In finding that Alticor’s declaratory-judgment action did not arise out of or relate to the
Premium Payment Agreement, the majority emphasizes that “Alticor does not question its general
obligation to reimburse National Union for the ‘deductible portions’ of the money National Union
has paid Alticor.” (Maj. Op. at 3-4) Instead, according to the majority, “[t]he question in the
declaratory judgment suit is what constitutes the ‘deductible portions,’ and the answer depends upon
the meaning of the term ‘occurrence in the policy.’” (Maj. Op. at 4)
The majority purports to draw a distinction between the “procedure that Alticor is to follow
in reimbursing National Union” and “the scope of Alticor’s reimbursement obligations.” (Maj.
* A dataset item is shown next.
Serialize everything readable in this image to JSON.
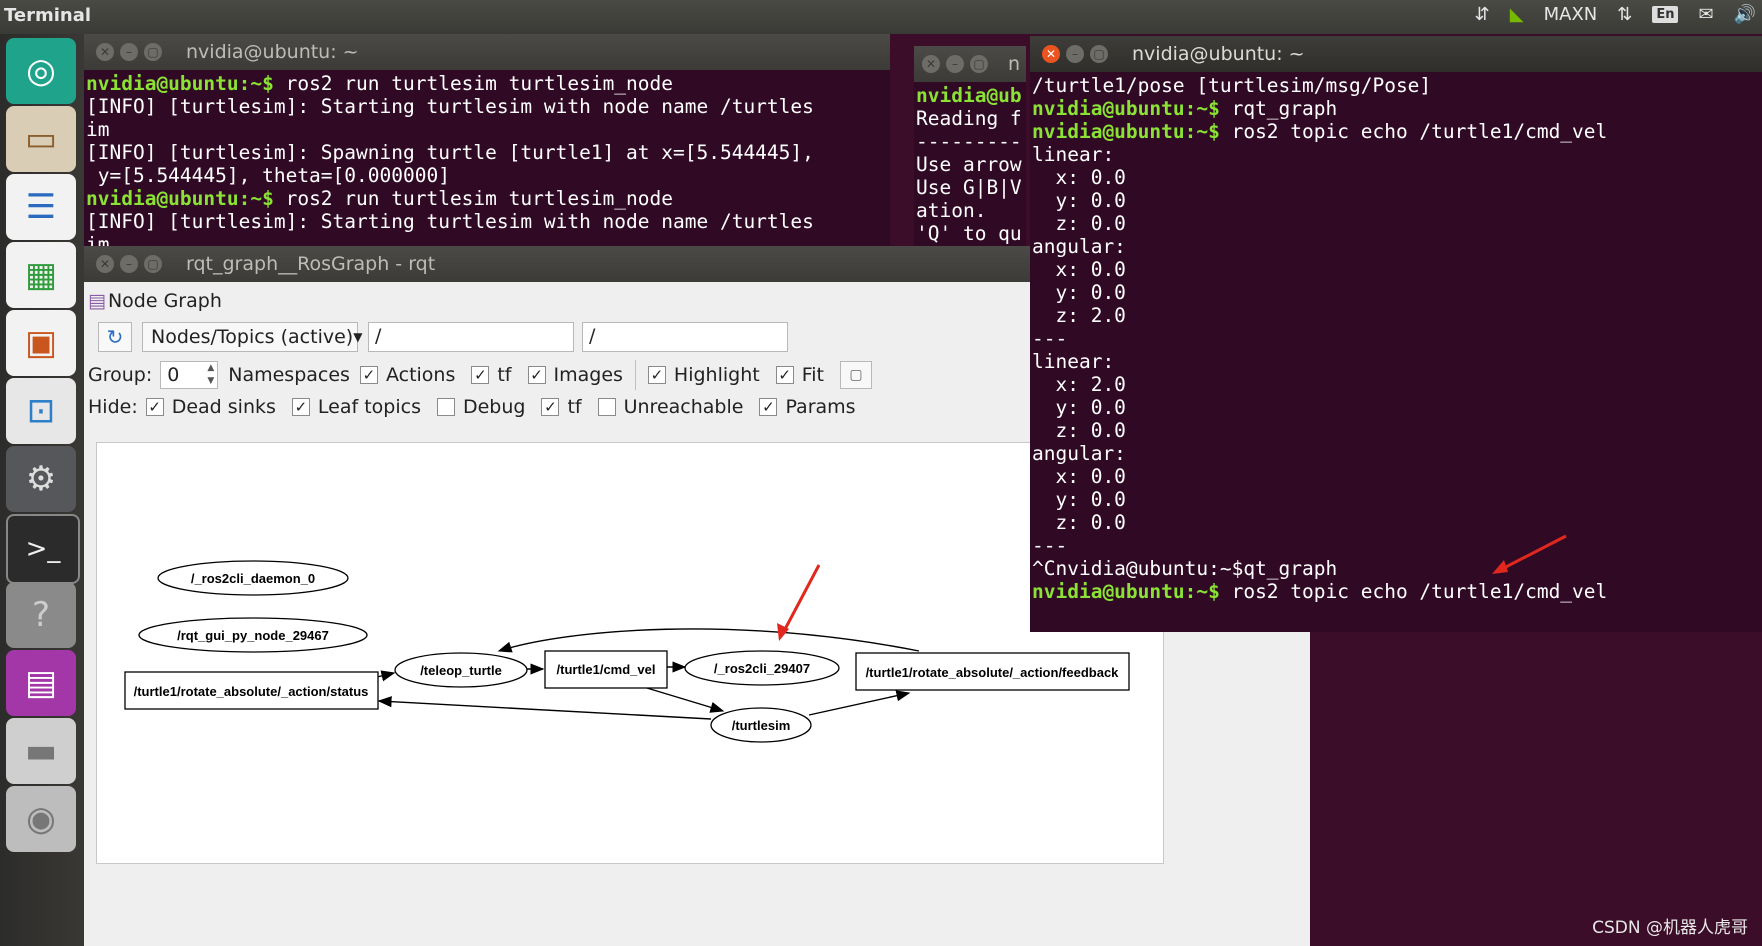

Op.
at 4) In doing so, the majority appears to be engaging in “doublespeak.” The scope of Alticor’s
reimbursement obligations, after all, is a function of the means by which the deductible amount is
determined. By challenging the method by which National Union has calculated the deductible,
Alticor has accordingly challenged the scope of the deductible as well.
Moreover, the majority’s reliance on such a hairsplitting distinction is inconsistent with the
Supreme Court’s mandate that doubts concerning the scope of arbitration must be resolved in favor
of arbitration. See Moses H. Cone Mem’l Hosp. v. Mercury Constr. Corp., 460 U.S. 1, 24-25 (1983).
I believe that the purported distinction is also inconsistent with this court’s pronouncement that
“there is a general presumption of arbitrability . . . ‘unless it may be said with positive assurance that
the arbitration clause is not susceptible of an interpretation that covers the asserted dispute.’”
Highlands Wellmont Health Network, Inc. v. John Deere Health Plan, Inc., 350 F.3d 568, 576-77
(6th Cir. 2003) (quoting AT&T Techs., Inc. v. Communications Workers of Am. 475 U.S. 643, 650
(1986)).
No. 04-1080 Alticor, Inc v. Nat’l Union Fire Ins. Co. Page 7
of Pittsburgh, Pennsylvania
Here, there is no “positive assurance” that the Premium Payment Agreement excludes this
type of dispute from arbitration. The fact that National Union did not expressly incorporate the
Premium Payment Agreement into the insurance policies or include an arbitration clause in the
policies themselves does not, contrary to the suggestion of the majority, indicate otherwise. See
United Steelworkers v. Warrior & Gulf Navigation Co., 363 U.S. 574, 584-85 (1960) (“In the
absence of any express provision excluding a particular grievance from arbitration, we think only
the most forceful evidence of a purpose to exclude the claim from arbitration can prevail,
particularly where, as here, . . . the arbitration clause [is] quite broad.”). No such “forceful
evidence” exists in the case before us.
This dispute between the parties, in my opinion, is explicitly covered by the arbitration
provision of the Premium Payment Agreement. But even if I had doubts regarding whether the
Agreement applies to this dispute, those doubts should be resolved in favor of arbitration.
Accordingly, I would reverse the judgment of the district court and remand the case with instructions
to refer Alticor’s claim to arbitration.